# Philosophical Rules

  1. Optimize for Developer Ergonomics
  2. No Magic Strings (Unless it is Text Displayed to the User)
  3. No Configuration Objects (Use TS Classes)
  4. Encourage Functional Programming Models

# Optimize for Developer Ergonomics

This means that we use TypeScript throughout. It's right there in the name. TypeScript provides a superior development experience over raw JS. This power is fully unleashed when the developer uses a fully configured IDE that makes use of the TypeScript language server (like VS Code). When you get that intellisense autocompletion menu every time you hit . on a typed property and see it's sub properties you save mental effort and time. Every time the IDE stops you from misspelling something you save time. Whenever the compiler stops you from passing the wrong type of argument or an incomplete argument object to a method it saves you time.

The API design is not perfect but whenever a choice had to be made it was made towards providing a developer with clear types and hints of what to do next and how to accomplish something.

Developers tend to spend a lot of time discussing code style and syntax optimizations. These are essentially just opinions and it's important to codify your projects opinions in a TSLint file. This tells other developers if they are making syntax "mistakes" and will speed up code reviews.

# No Magic Strings

A "Magic" string is a string literal that is simple placed in your code and is important to the functionality of the code but doesn't come from a configuration source. The only string literals that should appear in your UI codebase should be:

  • Text that the user can read (and this could be abstracted through i18n)
  • URLs for assets, external links, or APIs. (and ideally these should be provided through some sort of content management or code generation system)
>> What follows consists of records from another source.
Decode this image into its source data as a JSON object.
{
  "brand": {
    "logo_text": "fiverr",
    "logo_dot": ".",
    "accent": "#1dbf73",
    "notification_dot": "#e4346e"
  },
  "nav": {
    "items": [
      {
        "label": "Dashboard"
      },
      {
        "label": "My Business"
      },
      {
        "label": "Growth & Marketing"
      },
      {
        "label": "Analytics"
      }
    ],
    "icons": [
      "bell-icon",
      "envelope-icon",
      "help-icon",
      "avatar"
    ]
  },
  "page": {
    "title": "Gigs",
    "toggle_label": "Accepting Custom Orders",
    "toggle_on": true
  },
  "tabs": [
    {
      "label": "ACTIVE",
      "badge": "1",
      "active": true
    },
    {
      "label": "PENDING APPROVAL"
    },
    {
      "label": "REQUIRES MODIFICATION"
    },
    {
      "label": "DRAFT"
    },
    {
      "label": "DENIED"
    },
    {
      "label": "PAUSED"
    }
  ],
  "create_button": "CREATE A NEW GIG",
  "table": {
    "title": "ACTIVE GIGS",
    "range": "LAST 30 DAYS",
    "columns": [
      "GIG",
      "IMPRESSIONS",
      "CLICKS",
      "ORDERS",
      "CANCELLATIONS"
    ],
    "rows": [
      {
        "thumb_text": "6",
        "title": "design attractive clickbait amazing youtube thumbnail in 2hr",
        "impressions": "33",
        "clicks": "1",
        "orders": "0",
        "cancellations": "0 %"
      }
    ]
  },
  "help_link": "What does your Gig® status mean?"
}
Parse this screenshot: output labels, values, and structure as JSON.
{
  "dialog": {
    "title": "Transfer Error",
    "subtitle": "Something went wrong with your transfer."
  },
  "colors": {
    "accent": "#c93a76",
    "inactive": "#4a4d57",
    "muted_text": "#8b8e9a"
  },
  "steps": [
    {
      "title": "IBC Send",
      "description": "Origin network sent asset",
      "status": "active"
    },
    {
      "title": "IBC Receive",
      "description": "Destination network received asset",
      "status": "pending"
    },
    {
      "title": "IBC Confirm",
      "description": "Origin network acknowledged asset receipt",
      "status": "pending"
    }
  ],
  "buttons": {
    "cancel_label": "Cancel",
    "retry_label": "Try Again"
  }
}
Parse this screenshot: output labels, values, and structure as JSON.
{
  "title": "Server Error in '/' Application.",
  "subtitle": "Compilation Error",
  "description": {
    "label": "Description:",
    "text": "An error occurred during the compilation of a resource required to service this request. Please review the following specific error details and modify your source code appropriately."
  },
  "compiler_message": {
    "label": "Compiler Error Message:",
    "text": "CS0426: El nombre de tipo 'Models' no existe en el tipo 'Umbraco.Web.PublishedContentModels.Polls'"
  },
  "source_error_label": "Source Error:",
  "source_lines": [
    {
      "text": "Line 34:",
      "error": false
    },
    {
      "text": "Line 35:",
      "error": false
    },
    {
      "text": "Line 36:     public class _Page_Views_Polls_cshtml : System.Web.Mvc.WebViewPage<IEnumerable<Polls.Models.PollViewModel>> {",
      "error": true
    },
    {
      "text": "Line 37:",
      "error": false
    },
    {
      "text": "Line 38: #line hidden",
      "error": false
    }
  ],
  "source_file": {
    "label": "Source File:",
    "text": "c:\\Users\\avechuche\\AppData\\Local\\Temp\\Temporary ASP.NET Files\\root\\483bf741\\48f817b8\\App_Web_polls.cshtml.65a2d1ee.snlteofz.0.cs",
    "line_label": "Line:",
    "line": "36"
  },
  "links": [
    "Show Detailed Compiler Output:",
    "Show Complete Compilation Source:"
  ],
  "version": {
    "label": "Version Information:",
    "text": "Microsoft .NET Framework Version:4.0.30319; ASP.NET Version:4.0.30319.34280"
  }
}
# No Configuration Objects (Use TS Classes)

The developer shouldn't have to worry about building huge configuration objects. FRETS has no configuration objects. Every configuration change is done through a function with a couple arguments. Sometimes a more purely functional approach would have hampered TypeScript's ability to guide and correct a developer as they use the library, in those cases the more functional but syntactically obscure way of doing things was avoided in favor or providing the best developer experience.

# Encourage Functional Programming Models

Pure functions should be used to set up all the logic of your application. No side effects should be allowed.

Currently FRETS enforces that the state of your application is immutable when you are reading it, and can only be updated when a "Action" is called. Actions are a pure function that receice a Readonly copy of the current state and then return simple proposed updates to that state.

The other building blocks of the framework are the Validator and the Calculator, those are deisgned to be pure functions also.

The tiny built-in router is set up by registering functions that get called to update state when a specific url route pattern is matched.

The FRETS class is not "functional" it's an class object. And the object is not entirely immutable. But the developer ergonomics are improved through the use of Generic Types on these classes. The actions and your state model are specified by writing a class with members that make code completion and type checking possible.